Identify growth areas:
Machines are excellent at recognising patterns and trends well before they are visible to the human eye. Sales data from a business, and from the industry in which it operates, can often identify growth markets, new territories and regions at risk of contraction. It can do this by identifying patterns in other regions where contraction, for example, has occurred. It then looks for early indicators of the same pattern developing in currently ‘healthy’ regions.
Discover your focus areas:
Just as important as growth in a business is intentional shrinkage. More specifically, it is always important to ensure the organisation has a core focus on its strategic goal. Distractions, or less profitable projects/departments/branches, must be made smaller or removed to reduce their negative effect on the larger business.
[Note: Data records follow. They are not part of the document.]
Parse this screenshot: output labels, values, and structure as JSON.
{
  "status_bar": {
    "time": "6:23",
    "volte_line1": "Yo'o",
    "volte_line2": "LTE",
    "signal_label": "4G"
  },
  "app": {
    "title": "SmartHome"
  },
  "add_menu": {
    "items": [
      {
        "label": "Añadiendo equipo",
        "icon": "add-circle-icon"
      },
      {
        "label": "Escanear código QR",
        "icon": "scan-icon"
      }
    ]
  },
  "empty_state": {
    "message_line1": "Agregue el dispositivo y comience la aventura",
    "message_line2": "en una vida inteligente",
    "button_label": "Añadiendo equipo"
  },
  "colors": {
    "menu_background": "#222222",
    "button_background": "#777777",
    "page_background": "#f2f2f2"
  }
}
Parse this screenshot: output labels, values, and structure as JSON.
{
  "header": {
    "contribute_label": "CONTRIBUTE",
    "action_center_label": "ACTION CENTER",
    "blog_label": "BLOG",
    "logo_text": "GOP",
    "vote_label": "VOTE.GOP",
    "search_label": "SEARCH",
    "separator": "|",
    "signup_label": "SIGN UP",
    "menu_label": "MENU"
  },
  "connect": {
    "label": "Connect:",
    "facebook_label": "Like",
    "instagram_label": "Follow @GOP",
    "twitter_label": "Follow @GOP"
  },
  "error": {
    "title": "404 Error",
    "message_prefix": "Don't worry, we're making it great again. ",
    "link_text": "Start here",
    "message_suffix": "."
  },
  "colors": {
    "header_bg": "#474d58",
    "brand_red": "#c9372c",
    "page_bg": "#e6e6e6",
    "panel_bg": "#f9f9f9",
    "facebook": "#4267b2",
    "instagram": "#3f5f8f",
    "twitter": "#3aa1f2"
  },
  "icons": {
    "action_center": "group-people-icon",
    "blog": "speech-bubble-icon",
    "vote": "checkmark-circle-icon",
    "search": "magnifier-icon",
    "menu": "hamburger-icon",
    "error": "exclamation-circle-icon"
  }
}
But where are the areas that require shrinkage? How does a business ensure it is closing the right doors? Once again, data can be utilised to ensure that one piece of information (profit and loss data, for example) is not used on its own to drive a decision that could have an unseen negative effect elsewhere in the organisation (organisational culture, for example).
Model growth strategies:
Growth involves finance. Finance involves risk. But that risk can be somewhat mitigated when various models are set up to run their course in the safety of a closed, data-driven ecosystem. The most basic and popular way that data analysts can prove their worth to organisations is to set up a modelling environment in which data can be added and manipulated to mimic the effects of various market movements. What happens if a supply chain is disrupted as a result of geopolitical changes? If cash rates were to suddenly and unexpectedly lift, how would that feed through to P&L? If demand was far greater than expected, how would that affect talent requirements, etc?
There are countless ways that data can be used to remove bias and support great decision making in business. It’s one more reason why data analysts are in sharp demand across sectors and industries as organisations seek competitive advantage.